Obama Takes Pennsylvania, But Other Battlegrounds Still Close

Updated: November 6, 2012 | 9:34 p.m.
November 6, 2012 | 9:25 p.m.

A supporter of President Barack Obama reacts to positive predictions for her candidate as crowds watch election results in Times Square, Tuesday, Nov. 6, 2012, in New York.  (AP Photo/ John Minchillo)

Two hours from the election’s earliest possible call time, the unsurprisingly narrow margins in the battleground states that have already finished voting rendered it likely that the actual result would come later.

Virginia, Florida, Ohio, and New Hampshire all closed more than an hour ago and remain unknown. Network projections have President Obama scoring Wisconsin, Pennsylvania and Michigan, three states where Republicans had once nursed upset aspirations. The 9 p.m. closings included swing-state Colorado, where the counting continues.

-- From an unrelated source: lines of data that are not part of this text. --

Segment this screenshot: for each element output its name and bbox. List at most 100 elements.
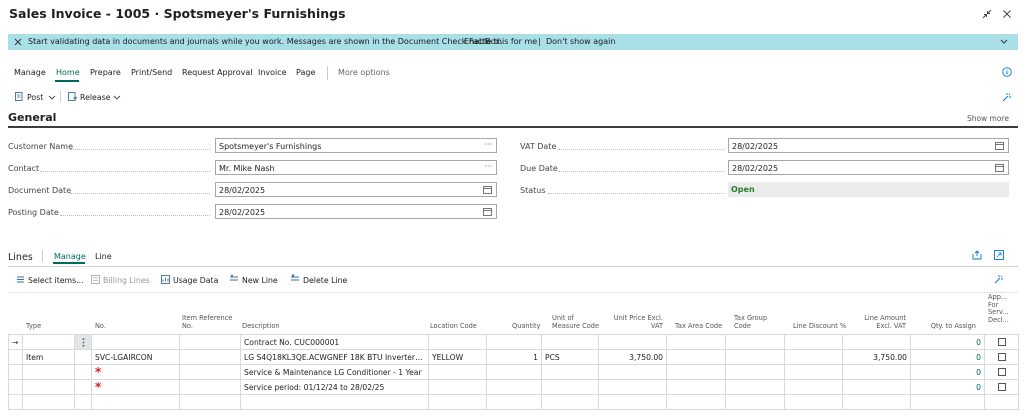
cell-description[interactable]: Service & Maintenance LG Conditioner - 1… — [240, 364, 429, 380]
cell-no[interactable] — [91, 334, 180, 350]
cell-quantity[interactable] — [486, 364, 542, 380]
cell-description[interactable] — [240, 394, 429, 410]
cell-quantity[interactable] — [486, 334, 542, 350]
table-row-empty[interactable] — [8, 394, 1019, 410]
cell-location[interactable] — [428, 364, 487, 380]
vat-date-input[interactable]: 28/02/2025 — [728, 138, 1009, 153]
enable-link[interactable]: Enable this for me — [464, 37, 537, 46]
due-date-input[interactable]: 28/02/2025 — [728, 160, 1009, 175]
cell-tax-group[interactable] — [725, 334, 785, 350]
cell-unit-price[interactable]: 3,750.00 — [598, 349, 667, 365]
info-icon[interactable] — [1002, 67, 1012, 77]
cell-description[interactable]: LG S4Q18KL3QE.ACWGNEF 18K BTU Inverter A… — [240, 349, 429, 365]
contact-input[interactable]: Mr. Mike Nash ··· — [215, 160, 497, 175]
calendar-icon[interactable] — [483, 208, 492, 216]
cell-uom[interactable] — [541, 334, 599, 350]
cell-item-ref[interactable] — [179, 349, 241, 365]
cell-unit-price[interactable] — [598, 364, 667, 380]
cell-line-amount[interactable] — [842, 364, 911, 380]
dont-show-again-link[interactable]: Don't show again — [546, 37, 615, 46]
col-line-discount[interactable]: Line Discount % — [793, 322, 846, 330]
cell-line-amount[interactable] — [842, 394, 911, 410]
cell-type[interactable] — [22, 364, 75, 380]
delete-line-button[interactable]: Delete Line — [303, 276, 347, 285]
billing-lines-button[interactable]: Billing Lines — [103, 276, 150, 285]
cell-type[interactable] — [22, 334, 75, 350]
col-item-reference[interactable]: Item Reference No. — [182, 314, 232, 330]
menu-request-approval[interactable]: Request Approval — [182, 68, 253, 77]
collapse-icon[interactable] — [980, 7, 994, 21]
cell-checkbox[interactable] — [984, 379, 1019, 395]
col-uom[interactable]: Unit of Measure Code — [552, 314, 599, 330]
cell-tax-group[interactable] — [725, 379, 785, 395]
checkbox[interactable] — [997, 383, 1006, 391]
cell-line-discount[interactable] — [784, 394, 843, 410]
calendar-icon[interactable] — [995, 142, 1004, 150]
cell-description[interactable]: Service period: 01/12/24 to 28/02/25 — [240, 379, 429, 395]
cell-line-discount[interactable] — [784, 334, 843, 350]
cell-tax-group[interactable] — [725, 349, 785, 365]
cell-location[interactable]: YELLOW — [428, 349, 487, 365]
lines-tab-manage[interactable]: Manage — [54, 252, 86, 261]
cell-quantity[interactable] — [486, 394, 542, 410]
cell-qty-assign[interactable] — [910, 394, 985, 410]
cell-menu[interactable] — [74, 379, 92, 395]
calendar-icon[interactable] — [995, 164, 1004, 172]
expand-icon[interactable] — [994, 250, 1004, 260]
col-tax-area-code[interactable]: Tax Area Code — [675, 322, 722, 330]
cell-item-ref[interactable] — [179, 379, 241, 395]
post-dropdown-chevron-icon[interactable] — [48, 95, 56, 100]
cell-no[interactable] — [91, 394, 180, 410]
cell-description[interactable]: Contract No. CUC000001 — [240, 334, 429, 350]
menu-manage[interactable]: Manage — [14, 68, 46, 77]
new-line-button[interactable]: New Line — [242, 276, 278, 285]
cell-qty-assign[interactable]: 0 — [910, 334, 985, 350]
col-app-for-serv[interactable]: App... For Serv... Decl... — [988, 293, 1009, 324]
cell-menu[interactable] — [74, 364, 92, 380]
show-more-link[interactable]: Show more — [967, 114, 1009, 123]
cell-checkbox[interactable] — [984, 334, 1019, 350]
menu-prepare[interactable]: Prepare — [90, 68, 121, 77]
cell-location[interactable] — [428, 334, 487, 350]
cell-no[interactable]: * — [91, 379, 180, 395]
lookup-ellipsis-icon[interactable]: ··· — [484, 140, 492, 149]
usage-data-button[interactable]: Usage Data — [173, 276, 218, 285]
personalize-icon[interactable] — [1002, 92, 1012, 102]
calendar-icon[interactable] — [483, 186, 492, 194]
cell-line-amount[interactable] — [842, 379, 911, 395]
cell-line-amount[interactable] — [842, 334, 911, 350]
cell-type[interactable]: Item — [22, 349, 75, 365]
lookup-ellipsis-icon[interactable]: ··· — [484, 162, 492, 171]
menu-page[interactable]: Page — [296, 68, 315, 77]
table-row[interactable]: → Contract No. CUC000001 0 — [8, 334, 1019, 350]
row-menu-icon[interactable] — [74, 334, 92, 350]
cell-location[interactable] — [428, 379, 487, 395]
col-no[interactable]: No. — [95, 322, 106, 330]
share-icon[interactable] — [972, 250, 982, 260]
menu-invoice[interactable]: Invoice — [258, 68, 287, 77]
col-tax-group-code[interactable]: Tax Group Code — [734, 314, 767, 330]
col-qty-to-assign[interactable]: Qty. to Assign — [920, 322, 976, 330]
lines-personalize-icon[interactable] — [994, 274, 1004, 284]
cell-checkbox[interactable] — [984, 349, 1019, 365]
cell-item-ref[interactable] — [179, 334, 241, 350]
cell-line-discount[interactable] — [784, 364, 843, 380]
menu-more-options[interactable]: More options — [338, 68, 390, 77]
col-location-code[interactable]: Location Code — [430, 322, 477, 330]
cell-tax-area[interactable] — [666, 334, 726, 350]
cell-qty-assign[interactable]: 0 — [910, 349, 985, 365]
posting-date-input[interactable]: 28/02/2025 — [215, 204, 497, 219]
cell-unit-price[interactable] — [598, 379, 667, 395]
cell-menu[interactable] — [74, 349, 92, 365]
cell-tax-area[interactable] — [666, 349, 726, 365]
cell-item-ref[interactable] — [179, 364, 241, 380]
checkbox[interactable] — [997, 353, 1006, 361]
cell-unit-price[interactable] — [598, 334, 667, 350]
cell-tax-area[interactable] — [666, 379, 726, 395]
table-row[interactable]: Item SVC-LGAIRCON LG S4Q18KL3QE.ACWGNEF … — [8, 349, 1019, 365]
col-unit-price[interactable]: Unit Price Excl. VAT — [607, 314, 663, 330]
menu-print-send[interactable]: Print/Send — [131, 68, 172, 77]
cell-tax-group[interactable] — [725, 394, 785, 410]
chevron-down-icon[interactable] — [1000, 39, 1008, 45]
post-button[interactable]: Post — [27, 93, 43, 102]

According to the networks, Mitt Romney has taken North Dakota, South Dakota, Wyoming, Mississippi, Kansas, Louisiana, Texas, Georgia, Tennessee, Alabama, Arkansas, Kentucky, Indiana, West Virginia, South Carolina, Oklahoma, and at least three of Nebraska's five electoral votes. Obama also took New York, New Jersey, Vermont, Maine, Massachusetts, Connecticut, Delaware, Rhode Island, Maryland, Illinois, and Washington, D.C.

The 10 p.m. poll closings contain five states likely to go Romney, one likely Obama state, and two that are up in the air: Iowa and Nevada

With 76 percent of the vote counted, Floridians had placed Romney and Obama into a 50/50 tie, an expectedly close split in a state with a history of electoral turmoil.